NOTE: Be sure the set the countersAsGauges configuration option to true to ensure compatibility with metrics reported by librato-rails and librato-rack.

This offloads all the work of submission to the statsd daemon so when your workers start or exit doesn't matter anymore. Then you can use the statsd-ruby library to report stats inline.

Pros: Extremely fast, no delay in workers exiting
Cons: You need to run another process

On heroku?

If you are on heroku you can't run your own other independent processes so statsd is out. Start with librato-metrics and if you find the performance profile isn't a good fit, send us an email to find out more about some alternative options we're working on.

Monitoring long-running threaded workers (Sidekiq, etc)

If you are using sidekiq or queue_classic (threaded), librato-rails or librato-rack may actually be a good fit for your workers.
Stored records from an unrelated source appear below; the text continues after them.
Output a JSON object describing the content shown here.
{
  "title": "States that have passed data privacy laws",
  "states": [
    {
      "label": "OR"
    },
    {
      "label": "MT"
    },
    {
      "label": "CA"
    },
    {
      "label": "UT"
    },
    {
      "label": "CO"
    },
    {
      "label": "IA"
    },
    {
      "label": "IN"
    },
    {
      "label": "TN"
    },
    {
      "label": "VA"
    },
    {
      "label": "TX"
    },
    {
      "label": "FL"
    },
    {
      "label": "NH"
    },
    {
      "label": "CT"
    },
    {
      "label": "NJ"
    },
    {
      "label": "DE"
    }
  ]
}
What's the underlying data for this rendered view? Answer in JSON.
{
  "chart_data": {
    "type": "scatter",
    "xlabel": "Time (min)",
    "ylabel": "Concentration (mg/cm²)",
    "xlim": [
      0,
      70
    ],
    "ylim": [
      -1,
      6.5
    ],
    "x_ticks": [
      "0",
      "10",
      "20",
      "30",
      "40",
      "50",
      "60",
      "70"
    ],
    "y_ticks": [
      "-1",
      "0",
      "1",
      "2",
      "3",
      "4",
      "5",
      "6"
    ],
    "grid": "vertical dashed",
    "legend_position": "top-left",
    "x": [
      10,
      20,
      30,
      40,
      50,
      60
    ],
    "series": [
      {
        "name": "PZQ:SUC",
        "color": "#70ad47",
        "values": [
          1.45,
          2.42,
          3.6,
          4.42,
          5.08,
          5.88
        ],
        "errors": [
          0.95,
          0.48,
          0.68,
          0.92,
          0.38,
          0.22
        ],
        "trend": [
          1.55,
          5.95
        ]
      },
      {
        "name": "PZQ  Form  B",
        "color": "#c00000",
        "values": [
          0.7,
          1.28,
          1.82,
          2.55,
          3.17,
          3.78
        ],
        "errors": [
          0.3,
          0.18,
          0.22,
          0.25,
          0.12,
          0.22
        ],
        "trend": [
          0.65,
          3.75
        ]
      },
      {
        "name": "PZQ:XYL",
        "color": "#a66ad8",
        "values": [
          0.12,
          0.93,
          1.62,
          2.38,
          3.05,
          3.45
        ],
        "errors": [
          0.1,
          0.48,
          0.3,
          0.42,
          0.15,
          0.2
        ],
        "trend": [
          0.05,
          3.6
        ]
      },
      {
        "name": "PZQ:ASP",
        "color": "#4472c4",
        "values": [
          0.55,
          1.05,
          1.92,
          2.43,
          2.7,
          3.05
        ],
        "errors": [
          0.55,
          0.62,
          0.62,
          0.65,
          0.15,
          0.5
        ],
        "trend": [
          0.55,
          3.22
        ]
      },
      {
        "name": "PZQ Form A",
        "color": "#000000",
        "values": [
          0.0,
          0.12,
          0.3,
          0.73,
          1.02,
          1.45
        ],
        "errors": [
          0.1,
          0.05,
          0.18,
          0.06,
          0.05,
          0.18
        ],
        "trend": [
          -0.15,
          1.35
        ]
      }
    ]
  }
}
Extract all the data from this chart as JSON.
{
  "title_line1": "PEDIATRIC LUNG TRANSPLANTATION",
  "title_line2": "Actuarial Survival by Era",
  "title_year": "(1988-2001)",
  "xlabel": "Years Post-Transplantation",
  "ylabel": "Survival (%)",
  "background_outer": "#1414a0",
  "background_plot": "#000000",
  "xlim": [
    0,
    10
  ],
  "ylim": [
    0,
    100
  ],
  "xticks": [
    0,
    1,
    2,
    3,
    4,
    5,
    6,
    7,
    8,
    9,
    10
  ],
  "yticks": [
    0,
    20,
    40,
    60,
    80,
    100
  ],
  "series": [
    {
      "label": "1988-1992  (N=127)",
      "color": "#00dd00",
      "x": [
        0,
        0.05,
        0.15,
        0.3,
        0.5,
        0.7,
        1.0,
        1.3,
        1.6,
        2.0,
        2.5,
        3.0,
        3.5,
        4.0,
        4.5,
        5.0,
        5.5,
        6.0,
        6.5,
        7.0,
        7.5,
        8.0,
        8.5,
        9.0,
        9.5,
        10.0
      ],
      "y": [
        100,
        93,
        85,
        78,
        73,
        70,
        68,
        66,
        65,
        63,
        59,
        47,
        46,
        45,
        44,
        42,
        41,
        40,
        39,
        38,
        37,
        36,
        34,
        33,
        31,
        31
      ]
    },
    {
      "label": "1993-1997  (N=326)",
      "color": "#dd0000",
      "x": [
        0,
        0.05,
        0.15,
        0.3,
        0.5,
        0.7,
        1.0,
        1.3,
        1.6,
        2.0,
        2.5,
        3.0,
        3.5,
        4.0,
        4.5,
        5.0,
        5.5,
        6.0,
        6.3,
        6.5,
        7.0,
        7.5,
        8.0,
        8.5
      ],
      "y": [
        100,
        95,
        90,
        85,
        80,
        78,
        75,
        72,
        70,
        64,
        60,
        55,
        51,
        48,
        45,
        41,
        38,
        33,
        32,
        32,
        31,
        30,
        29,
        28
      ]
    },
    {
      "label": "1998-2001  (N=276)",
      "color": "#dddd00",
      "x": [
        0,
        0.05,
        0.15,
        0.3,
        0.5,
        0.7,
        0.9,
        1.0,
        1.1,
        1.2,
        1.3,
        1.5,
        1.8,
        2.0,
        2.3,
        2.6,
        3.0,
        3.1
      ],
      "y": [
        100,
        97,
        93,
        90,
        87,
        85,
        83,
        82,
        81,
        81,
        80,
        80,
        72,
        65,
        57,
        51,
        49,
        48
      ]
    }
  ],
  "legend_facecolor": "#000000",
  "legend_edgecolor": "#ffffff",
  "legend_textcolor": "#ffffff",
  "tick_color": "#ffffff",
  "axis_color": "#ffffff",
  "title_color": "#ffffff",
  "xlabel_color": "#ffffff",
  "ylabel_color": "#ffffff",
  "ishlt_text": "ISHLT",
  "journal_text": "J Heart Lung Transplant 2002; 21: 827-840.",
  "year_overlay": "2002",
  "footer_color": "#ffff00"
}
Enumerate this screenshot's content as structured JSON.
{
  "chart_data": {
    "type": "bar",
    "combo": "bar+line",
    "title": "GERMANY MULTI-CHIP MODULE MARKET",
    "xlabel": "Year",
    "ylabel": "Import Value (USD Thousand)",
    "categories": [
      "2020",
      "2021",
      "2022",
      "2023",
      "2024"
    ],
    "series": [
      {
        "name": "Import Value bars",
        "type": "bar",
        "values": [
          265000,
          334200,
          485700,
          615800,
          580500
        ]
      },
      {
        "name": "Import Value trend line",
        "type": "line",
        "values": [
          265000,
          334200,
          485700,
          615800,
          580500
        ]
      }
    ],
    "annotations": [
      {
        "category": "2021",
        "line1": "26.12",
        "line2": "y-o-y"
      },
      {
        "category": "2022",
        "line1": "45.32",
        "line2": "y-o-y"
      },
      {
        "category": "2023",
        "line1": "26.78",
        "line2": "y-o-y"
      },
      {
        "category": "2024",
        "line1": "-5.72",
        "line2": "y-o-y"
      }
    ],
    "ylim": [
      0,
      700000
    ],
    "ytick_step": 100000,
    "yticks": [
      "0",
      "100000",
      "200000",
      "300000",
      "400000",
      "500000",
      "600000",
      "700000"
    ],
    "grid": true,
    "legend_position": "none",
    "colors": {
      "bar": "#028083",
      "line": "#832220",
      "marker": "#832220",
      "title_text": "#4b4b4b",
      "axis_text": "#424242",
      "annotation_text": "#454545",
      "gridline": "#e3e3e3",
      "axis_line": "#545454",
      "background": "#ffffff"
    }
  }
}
Be sure to configure using the ENV-variable strategy as your workers may not be able to find your yaml-based config files.

Newer versions of librato-rails and librato-rack don't start the background reporter until the process receives its first request. Since your workers will most likely not ever see any requests you need to let the library know to start up the reporter.

If you are using librato-rails v0.10.1 or greater you can set LIBRATO_AUTORUN=1 in your environment before starting your sidekiq or queue_classic process. This will force the reporter to start during process startup.

Note that you should not set LIBRATO_AUTORUN=1 for your web processes as it will likely interfere with reporting from them. The best ways to isolate this setting for LIBRATO_AUTORUN are to include this part of the config in a wrapper script for starting your workers or put it on the workers' line in your Procfile if you are using one.

If you are using librato-rack v0.4.5 or greater you can force the reporter to start by calling Librato.tracker.start! after initialization. If you are sharing code between your web and sidekiq processes, make sure this call only happens in the sidekiq environment or it may interfere with metric collection from your web processes.